Children as young as 4-years-old, may have excessive belief in their own ability despite clear evidence to the contrary is present and persistent in children as young as four.
“Much of our knowledge on judgment and decision-making is based on adult participants but there is no reason to believe that humans only develop such an omnipresent cognitive illusion once we reach adulthood,” said Dominik Piehlmaier, study co-author from the University of Sussex.
“My findings indicate that effective interventions that increase an individual’s knowledge about their own knowledge and its boundaries might be needed to target much younger individuals if one wants to efficiently calibrate a person’s irrational confidence,” Piehlmaier said.
In the study, children were asked to play a card game known as the Children’s Gambling Task where they chose cards from one of two packs. The card was then turned over to reveal how many stickers the participant won and lost.
One pack had cards with significantly higher wins and losses than the other. In the game, children had to decide at intervals whether they thought they would win more, about the same, or fewer stickers than previously in the game.
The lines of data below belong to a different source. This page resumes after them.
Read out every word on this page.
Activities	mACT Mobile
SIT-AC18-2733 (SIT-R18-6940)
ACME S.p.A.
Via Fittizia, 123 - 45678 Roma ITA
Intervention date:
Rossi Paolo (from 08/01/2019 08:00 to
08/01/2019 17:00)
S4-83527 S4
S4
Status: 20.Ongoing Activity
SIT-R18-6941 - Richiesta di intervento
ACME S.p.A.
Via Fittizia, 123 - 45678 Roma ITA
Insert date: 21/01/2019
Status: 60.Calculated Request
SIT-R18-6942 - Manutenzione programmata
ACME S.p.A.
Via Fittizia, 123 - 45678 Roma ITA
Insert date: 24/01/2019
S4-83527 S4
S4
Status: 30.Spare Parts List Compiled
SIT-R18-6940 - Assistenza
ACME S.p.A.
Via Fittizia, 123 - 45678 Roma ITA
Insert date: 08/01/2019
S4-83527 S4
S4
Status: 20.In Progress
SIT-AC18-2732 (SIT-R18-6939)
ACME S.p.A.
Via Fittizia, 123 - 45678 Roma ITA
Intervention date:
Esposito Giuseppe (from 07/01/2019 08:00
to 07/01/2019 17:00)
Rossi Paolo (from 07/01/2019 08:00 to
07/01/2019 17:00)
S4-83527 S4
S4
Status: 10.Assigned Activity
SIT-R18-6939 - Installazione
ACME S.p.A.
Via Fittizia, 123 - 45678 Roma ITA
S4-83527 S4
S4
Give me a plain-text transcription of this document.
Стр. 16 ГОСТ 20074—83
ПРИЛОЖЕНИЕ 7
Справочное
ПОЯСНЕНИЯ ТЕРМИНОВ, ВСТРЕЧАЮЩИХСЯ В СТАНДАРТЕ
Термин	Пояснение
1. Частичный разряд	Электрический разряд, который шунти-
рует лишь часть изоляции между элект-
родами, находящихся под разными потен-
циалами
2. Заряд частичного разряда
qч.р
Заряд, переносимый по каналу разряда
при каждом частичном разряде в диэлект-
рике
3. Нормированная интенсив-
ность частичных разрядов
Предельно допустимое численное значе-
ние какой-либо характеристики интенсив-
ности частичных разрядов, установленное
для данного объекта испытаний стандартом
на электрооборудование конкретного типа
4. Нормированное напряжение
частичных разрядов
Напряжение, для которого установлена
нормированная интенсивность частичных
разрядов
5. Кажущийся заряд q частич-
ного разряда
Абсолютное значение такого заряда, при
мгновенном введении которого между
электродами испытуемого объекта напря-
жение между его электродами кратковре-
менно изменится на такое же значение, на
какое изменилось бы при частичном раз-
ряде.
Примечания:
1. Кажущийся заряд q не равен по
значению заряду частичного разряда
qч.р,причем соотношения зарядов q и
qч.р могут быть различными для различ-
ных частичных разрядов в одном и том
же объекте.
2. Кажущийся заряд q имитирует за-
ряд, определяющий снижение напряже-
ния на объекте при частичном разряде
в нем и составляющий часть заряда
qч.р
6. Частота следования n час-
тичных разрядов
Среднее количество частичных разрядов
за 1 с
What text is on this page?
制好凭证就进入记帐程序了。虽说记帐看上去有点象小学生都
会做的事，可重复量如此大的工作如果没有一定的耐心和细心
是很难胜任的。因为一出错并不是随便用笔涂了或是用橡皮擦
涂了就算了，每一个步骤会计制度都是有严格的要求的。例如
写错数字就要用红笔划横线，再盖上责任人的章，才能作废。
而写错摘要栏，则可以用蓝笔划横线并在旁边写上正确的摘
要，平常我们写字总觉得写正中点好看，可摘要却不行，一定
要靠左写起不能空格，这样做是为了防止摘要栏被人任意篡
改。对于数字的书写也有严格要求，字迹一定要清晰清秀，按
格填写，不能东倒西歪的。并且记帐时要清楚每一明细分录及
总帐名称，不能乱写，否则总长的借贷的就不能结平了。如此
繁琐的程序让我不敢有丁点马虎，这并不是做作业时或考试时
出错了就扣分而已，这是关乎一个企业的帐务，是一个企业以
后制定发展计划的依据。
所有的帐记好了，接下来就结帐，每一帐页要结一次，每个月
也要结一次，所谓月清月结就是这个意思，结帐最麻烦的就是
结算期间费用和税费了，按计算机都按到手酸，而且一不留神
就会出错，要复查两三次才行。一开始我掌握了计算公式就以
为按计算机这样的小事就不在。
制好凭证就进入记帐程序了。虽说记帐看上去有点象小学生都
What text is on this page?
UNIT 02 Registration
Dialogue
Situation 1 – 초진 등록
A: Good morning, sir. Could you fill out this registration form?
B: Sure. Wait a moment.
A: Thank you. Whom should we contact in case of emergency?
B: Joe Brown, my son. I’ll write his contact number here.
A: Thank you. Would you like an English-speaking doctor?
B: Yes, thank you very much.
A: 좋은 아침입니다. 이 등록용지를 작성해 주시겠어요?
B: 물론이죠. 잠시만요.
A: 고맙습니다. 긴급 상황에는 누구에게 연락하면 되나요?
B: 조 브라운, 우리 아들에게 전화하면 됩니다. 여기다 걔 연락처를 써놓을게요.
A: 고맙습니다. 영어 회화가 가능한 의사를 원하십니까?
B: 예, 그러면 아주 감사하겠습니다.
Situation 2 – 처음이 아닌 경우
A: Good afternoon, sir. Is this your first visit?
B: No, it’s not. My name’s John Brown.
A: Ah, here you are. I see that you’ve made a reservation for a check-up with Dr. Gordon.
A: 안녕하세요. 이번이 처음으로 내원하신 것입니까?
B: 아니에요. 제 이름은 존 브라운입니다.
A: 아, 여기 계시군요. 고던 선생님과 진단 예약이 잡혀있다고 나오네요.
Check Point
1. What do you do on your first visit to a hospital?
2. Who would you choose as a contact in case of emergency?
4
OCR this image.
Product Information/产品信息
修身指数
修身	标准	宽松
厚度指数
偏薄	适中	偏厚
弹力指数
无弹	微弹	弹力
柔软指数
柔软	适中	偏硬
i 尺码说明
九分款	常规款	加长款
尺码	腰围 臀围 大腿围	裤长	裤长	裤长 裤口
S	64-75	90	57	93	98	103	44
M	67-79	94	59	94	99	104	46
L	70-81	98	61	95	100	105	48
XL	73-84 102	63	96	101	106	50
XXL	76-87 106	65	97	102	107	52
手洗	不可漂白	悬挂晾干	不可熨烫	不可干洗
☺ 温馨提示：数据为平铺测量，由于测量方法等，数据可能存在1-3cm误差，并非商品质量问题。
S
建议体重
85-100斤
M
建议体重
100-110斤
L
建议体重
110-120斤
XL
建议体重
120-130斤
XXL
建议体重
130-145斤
Each participant started off with four stickers after the initial six practice trials, the scientists said. On average, they said, every participant gained 0.3 stickers per turn and left the game with an average of 6.67 stickers, ranging from zero to 33. More than 70 per cent of four-year-olds and half of all five and six-year-olds were overconfident in their expectations after playing ten turns and six practice trials, the study noted.
“The Children’s Gambling Task closely resembles a very simplified version of the financial markets with relatively safe options providing low but steady average return rates and highly risky assets that promise much higher short-term gains with a catastrophic long-term yield,” Piehlmaier explained.
“The finding that overconfidence is persistent even in the face of own shortcomings mirrors results from previous studies that looked at the performance of investors,” he said.